Léderer looks at the legacy of the Holocaust in a different way. “When you see that the state purposefully abandons groups of people, especially extremely vulnerable people, then you have an obligation to do something about it.” Refugees, he said, are the most vulnerable “in the sense that normally there is a state behind us that nominally protects us. At the end of a day, a passport can guarantee us certain rights.

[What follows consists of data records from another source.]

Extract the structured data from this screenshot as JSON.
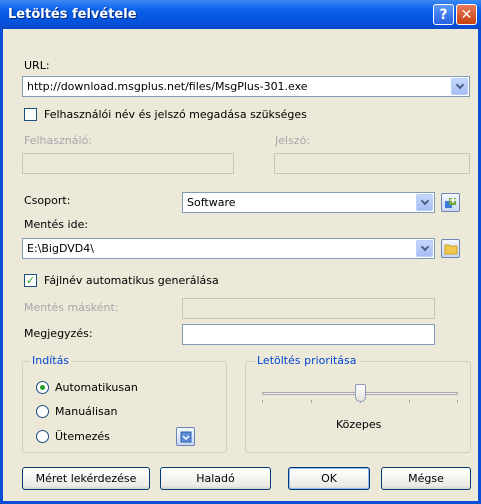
{
  "window": {
    "title": "Letöltés felvétele"
  },
  "url": {
    "label": "URL:",
    "value": "http://download.msgplus.net/files/MsgPlus-301.exe"
  },
  "credentials": {
    "checkbox_label": "Felhasználói név és jelszó megadása szükséges",
    "checked": false,
    "user_label": "Felhasználó:",
    "password_label": "Jelszó:",
    "user_value": "",
    "password_value": ""
  },
  "group": {
    "label": "Csoport:",
    "value": "Software"
  },
  "save_to": {
    "label": "Mentés ide:",
    "value": "E:\\BigDVD4\\"
  },
  "auto_name": {
    "checkbox_label": "Fájlnév automatikus generálása",
    "checked": true
  },
  "save_as": {
    "label": "Mentés másként:",
    "value": ""
  },
  "comment": {
    "label": "Megjegyzés:",
    "value": ""
  },
  "start": {
    "title": "Indítás",
    "options": [
      {
        "label": "Automatikusan",
        "selected": true
      },
      {
        "label": "Manuálisan",
        "selected": false
      },
      {
        "label": "Ütemezés",
        "selected": false
      }
    ]
  },
  "priority": {
    "title": "Letöltés prioritása",
    "value_label": "Közepes",
    "level": 0.5
  },
  "buttons": {
    "get_size": "Méret lekérdezése",
    "advanced": "Haladó",
    "ok": "OK",
    "cancel": "Mégse"
  },
  "icons": {
    "help": "?",
    "close": "✕",
    "check": "✓"
  }
}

“That is not the case for these people – there is no-one to protect them. There is no-one they could turn to and that is a tragedy on its own even if you don’t think of the stories that they had to live through or the reasons why they left their countries. For a state that receives these people, to abandon these people is probably the most outrageous thing,” he concluded. “Precisely because of what I see as a consequence of the Holocaust, you cannot just pass by these people on the street.”
The refugee crisis has, for now, passed over Budapest. The ad-hoc responses of the Hungarian government – including the sealing of its southern borders by way of a razor-wire fence – now mean the flow of refugees has been stemmed and diverted. Refugees are on the one hand moving from Serbia into Croatia, to places like Opatovac, before onward passage to Slovenia. On the other hand, those who make it to Hungary still are to be found in camps or processing centers erected at the border itself.
Summer has now passed and autumn is upon Europe. The refugees, Gelleri told me, are in need of tents, warm clothes including winter jackets, and shoes to see them through the changing of the seasons. The shifting focus of the refugee crisis from the cities to the borders means that it is harder to find volunteers. On the one hand, the loss of immediacy also means the loss of compulsion to help. On the other, it is a task to find people who can take leave from work or study now that summer is over and normal life intrudes once more.
“It’s really difficult to find good volunteers who are willing to go to the countryside for days or weeks. And it’s a financial issue too, to find someplace to live down there. The people who are typically flexible are students but they are in school now,” Gelleri said. “I’m really curious to see what the future will be.”